Olympic skier Bode Miller and professional volleyball player Morgan Beck Miller are speaking publicly for the first time about the tragic accident that took their 19-month-old child’s life.
Emeline Grier Miller, known as Emmy, died on June 10 after falling into a neighbor’s swimming pool in Orange County, California.
The Millers are hoping that speaking up about the drowning will help other parents prevent such tragedies from happening to their small children.
“We have the choice to live our days with purpose, to make sure that no other parent has to feel what we’re feeling,” Morgan Miller said in a tearful interview with the “Today” show that aired Monday morning.
She told “Today” that the family would often spend time swimming together in the neighbor’s pool. The day of the accident was “just a normal day,” she said.
The Millers attended a birthday party and visited with friends and grandparents. When they got back home, Bode Miller left to take his elder daughter to a softball game, and Morgan Miller, Emmy and brothers Nate and Nash walked over to their neighbor’s house.
The children played nearby while Morgan Miller relaxed.
“Emmy would go back and forth, which was all of 15 feet. And all of the sudden, it was just too quiet for me,” Morgan Miller said. “We’re in midconversation, and I stood up. And I turned, and I went right to where the boys were, and I said, ‘Where’s Emmy?’”
Morgan Miller said that before they could answer, she turned around and saw that the door to the backyard was cracked open.
“My heart sank, and I opened the door, and she was floating in the pool. And I ran, and I jumped in,” Morgan Miller said.
She started performing CPR on the child while a neighbor called an ambulance. Emmy was rushed to a hospital. She was later pronounced dead.
“Guilt is a very painful thing,” Morgan Miller said. “And even though it’s awful and living with it is terrible and I hope and pray and beg that it gets easier, I am now much more aware in that area to make sure it doesn’t ever happen again.”
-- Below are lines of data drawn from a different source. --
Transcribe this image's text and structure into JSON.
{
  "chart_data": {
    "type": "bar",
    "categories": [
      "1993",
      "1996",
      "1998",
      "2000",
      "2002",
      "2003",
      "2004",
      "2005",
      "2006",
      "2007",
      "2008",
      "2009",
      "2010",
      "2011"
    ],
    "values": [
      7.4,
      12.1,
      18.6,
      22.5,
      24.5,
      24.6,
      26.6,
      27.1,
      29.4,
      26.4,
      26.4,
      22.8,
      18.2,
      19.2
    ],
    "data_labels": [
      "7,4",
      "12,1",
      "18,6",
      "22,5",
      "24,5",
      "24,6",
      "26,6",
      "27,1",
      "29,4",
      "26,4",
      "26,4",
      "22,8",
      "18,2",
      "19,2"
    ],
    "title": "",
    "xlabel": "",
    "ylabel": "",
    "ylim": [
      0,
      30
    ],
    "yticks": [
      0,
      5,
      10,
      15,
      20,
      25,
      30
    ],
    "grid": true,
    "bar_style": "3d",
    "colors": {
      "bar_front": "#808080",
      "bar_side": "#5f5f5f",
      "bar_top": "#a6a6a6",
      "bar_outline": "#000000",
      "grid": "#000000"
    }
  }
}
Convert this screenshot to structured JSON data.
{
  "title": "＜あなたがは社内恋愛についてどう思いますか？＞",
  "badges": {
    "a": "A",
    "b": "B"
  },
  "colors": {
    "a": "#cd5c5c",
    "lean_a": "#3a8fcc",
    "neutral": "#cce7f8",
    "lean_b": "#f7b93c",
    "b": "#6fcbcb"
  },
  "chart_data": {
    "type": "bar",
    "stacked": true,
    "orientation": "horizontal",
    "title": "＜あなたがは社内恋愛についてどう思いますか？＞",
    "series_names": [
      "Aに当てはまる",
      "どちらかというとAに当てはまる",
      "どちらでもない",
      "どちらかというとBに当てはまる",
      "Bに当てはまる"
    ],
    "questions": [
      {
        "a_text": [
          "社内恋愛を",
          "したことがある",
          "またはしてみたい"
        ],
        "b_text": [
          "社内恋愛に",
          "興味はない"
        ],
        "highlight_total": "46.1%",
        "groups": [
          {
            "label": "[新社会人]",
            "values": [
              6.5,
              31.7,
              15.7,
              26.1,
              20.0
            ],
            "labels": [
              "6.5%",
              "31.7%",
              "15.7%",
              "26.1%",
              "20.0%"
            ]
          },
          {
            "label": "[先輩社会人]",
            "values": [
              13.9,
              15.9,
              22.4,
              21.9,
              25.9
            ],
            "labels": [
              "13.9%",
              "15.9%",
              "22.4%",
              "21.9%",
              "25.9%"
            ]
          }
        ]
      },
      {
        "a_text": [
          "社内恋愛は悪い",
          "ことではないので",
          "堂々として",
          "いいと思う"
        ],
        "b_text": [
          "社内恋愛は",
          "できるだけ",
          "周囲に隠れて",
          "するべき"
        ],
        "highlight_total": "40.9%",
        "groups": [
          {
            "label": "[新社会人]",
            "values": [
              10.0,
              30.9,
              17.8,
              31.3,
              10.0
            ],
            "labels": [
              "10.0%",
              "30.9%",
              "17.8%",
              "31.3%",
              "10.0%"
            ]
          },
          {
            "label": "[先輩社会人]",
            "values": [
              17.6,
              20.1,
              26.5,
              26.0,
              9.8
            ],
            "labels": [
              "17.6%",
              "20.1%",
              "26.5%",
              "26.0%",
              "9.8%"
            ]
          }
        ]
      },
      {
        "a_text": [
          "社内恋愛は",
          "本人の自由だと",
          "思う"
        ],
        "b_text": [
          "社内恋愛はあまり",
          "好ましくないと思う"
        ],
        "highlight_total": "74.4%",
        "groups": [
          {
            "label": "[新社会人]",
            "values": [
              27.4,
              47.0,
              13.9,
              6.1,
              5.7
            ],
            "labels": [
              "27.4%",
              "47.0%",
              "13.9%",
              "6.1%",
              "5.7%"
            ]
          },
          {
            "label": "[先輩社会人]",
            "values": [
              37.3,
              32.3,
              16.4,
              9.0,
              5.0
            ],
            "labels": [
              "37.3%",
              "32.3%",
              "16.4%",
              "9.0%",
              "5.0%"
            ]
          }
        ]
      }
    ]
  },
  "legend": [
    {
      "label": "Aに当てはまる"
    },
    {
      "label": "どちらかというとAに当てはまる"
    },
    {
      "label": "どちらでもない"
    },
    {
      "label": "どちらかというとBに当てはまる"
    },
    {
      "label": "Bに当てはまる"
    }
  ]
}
Since the tragedy, the Millers said they’ve learned that drowning is a leading cause of death by unintentional injury for children 1 to 4 years old. Morgan Miller said she discovered that a child under 30 pounds can drown in 30 seconds.
“I just keep counting the 30 in my head,” she said. “That was all I needed.”
She added that she thinks pediatricians and the public health community should be paying more attention to spreading knowledge about accidental drowning.
“The intensity behind this conversation is where we are lacking,” she said. “This should be the No. 1 thing we talk about.”
Bode Miller said his children’s pediatricians never warned him about the risk.
“I can attest from firsthand experience now that it’s unbelievable quick and it’s unbelievable sneaky,” he said. “You think it’d be some weird circumstance or some strange thing, but it’s not. It just happens in a blink of an eye.”
The American Academy of Pediatrics advises parents to never leave children alone near open bodies of water or in bathtubs. The organization says a 4-foot-high, unclimbable fence with a self-closing and self-latching gate is the best way to protect children from drowning in a backyard pool. Automated pool covers aren’t an adequate substitute for a well-constructed fence, the AAP states. If the pool is aboveground, it’s important to remove ladders to prevent kids from accessing the pool without adult supervision.
Parents should also learn CPR and keep emergency equipment like life preservers near the pool.
The Millers said that they blocked access to their home pool by installing a fence around it and that the older children had drowning prevention training before Emmy was born.
“I think we did the best with the knowledge that we had,” Morgan Miller said.
Their three other children, the Millers said, have helped them cope with their grief by sharing stories about Emmy and reminding them to be grateful. They are expecting another child this fall.
Bode Miller said they felt an “obligation” to speak up about what had happened to them.
“I think it does, in some way, help to heal a little bit,” he said. “That maybe we’re preventing it from happening to somebody else.”